Difficile de ne pas y voir une solution. Pas pour tous les jeunes, évidemment, mais pour un bon nombre d'entre eux. Étonnant qu'elle ne soit pas davantage évoquée dans les discours des politiciens.
Cette année, 44 établissements scolaires proposent des programmes Sport-études. Pas mal. Mais sur près de 500 écoles secondaires, c'est peu.
N'est-il pas temps de transformer l'essai?
* Statistique Canada, 2009-2010
Dans une société obsédée par l’idée de performance, facile de se percevoir comme un échec lorsqu’on arrive pas à performer académiquement, à réussir dans un système qui pense global avant de penser à l’unicité des individus.
Je vois le sport comme une façon de valoriser les efforts des jeunes.

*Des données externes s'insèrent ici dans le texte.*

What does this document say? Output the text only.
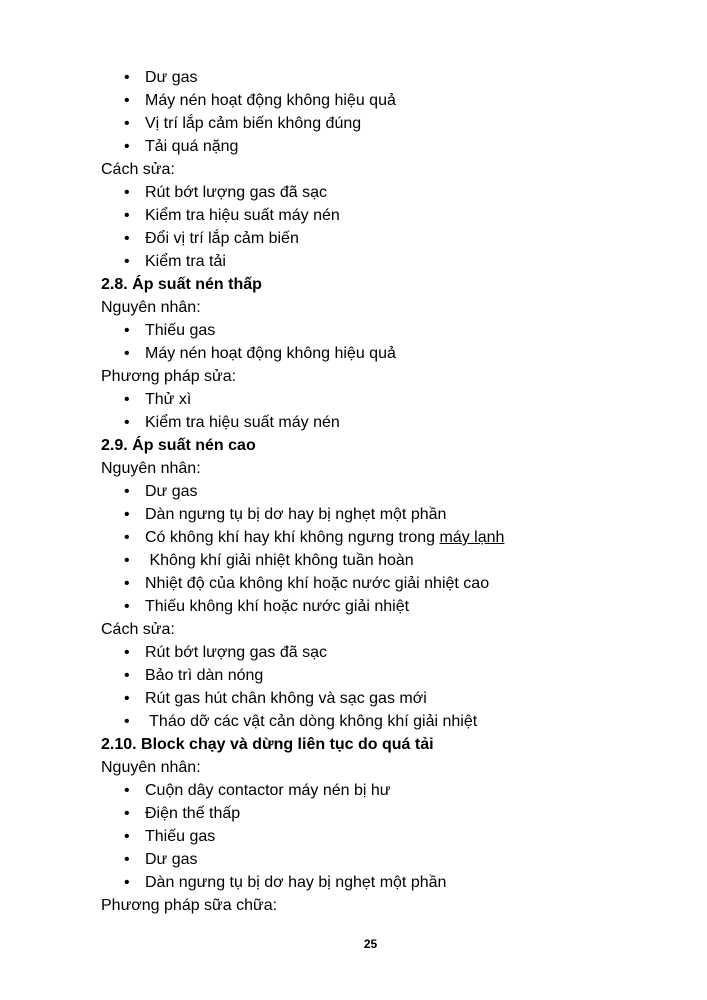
• Dư gas
• Máy nén hoạt động không hiệu quả
• Vị trí lắp cảm biến không đúng
• Tải quá nặng
Cách sửa:
• Rút bớt lượng gas đã sạc
• Kiểm tra hiệu suất máy nén
• Đổi vị trí lắp cảm biến
• Kiểm tra tải
2.8. Áp suất nén thấp
Nguyên nhân:
• Thiếu gas
• Máy nén hoạt động không hiệu quả
Phương pháp sửa:
• Thử xì
• Kiểm tra hiệu suất máy nén
2.9. Áp suất nén cao
Nguyên nhân:
• Dư gas
• Dàn ngưng tụ bị dơ hay bị nghẹt một phần
• Có không khí hay khí không ngưng trong máy lạnh
• Không khí giải nhiệt không tuần hoàn
• Nhiệt độ của không khí hoặc nước giải nhiệt cao
• Thiếu không khí hoặc nước giải nhiệt
Cách sửa:
• Rút bớt lượng gas đã sạc
• Bảo trì dàn nóng
• Rút gas hút chân không và sạc gas mới
• Tháo dỡ các vật cản dòng không khí giải nhiệt
2.10. Block chạy và dừng liên tục do quá tải
Nguyên nhân:
• Cuộn dây contactor máy nén bị hư
• Điện thế thấp
• Thiếu gas
• Dư gas
• Dàn ngưng tụ bị dơ hay bị nghẹt một phần
Phương pháp sữa chữa:
25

De lui dire si on réussit, c’est grâce à toi en partie, comment on reste unis et se supporte dans la défaite. À se relever ensemble dans le défaite, se retrousser les manches et recommencer. Une chance que le monde extérieur donne trop peu à ceux qui trébuchent.
J’ai eu une révélation récemment à lire des commentaires web (zone de défoulement collectif parfois) d’individus réagissant sur la hausse des frais de scolarité. Pour eux, il n’était pas question de dépenser un sou de plus de leurs poches pour ses jeunes paresseux alcooliques.
J’ai compris à la suite que pour plusieurs citoyens, l’éducation est vu comme une épine dépensière dans le pied qu’on aimerait bien parfois arracher pour pouvoir penser à d’autres choses comme… je sais pas… nous-même par exemple rapide.
Les intervenant de la polyvalentes Honoré-Mercier sont des modèles de citoyens et d’acteurs sociaux. Au lieu de sortir la solution bureaucratique miraculeuse d’un chapeau, ils se sont avant tout intéressés aux humains, à la communication entre eux et à la réussite émotive et personnel des jeunes. Des valeurs comme ça, on apprend pas ça dans un manuel ou dans un bulletin de note.
Merci aux réalisateurs, un film à mettre entre les mains de la Ministre Beauchamp au plus vite.
Sentiments d’appartenance, esprit d’équipe, volontarisme, leadership,…comme dans l’armée, paradoxalement, mais pas dans le même but.
Chapeau bas à ces gens qui nous montrent comment ne pas réinventée la roue à chaque fois, mais plutôt comment l’utiliser.
Proche article de celui de votre collègue (Steve Proulx: »Le pays étranger ») en terme d’éducation à la citoyenneté.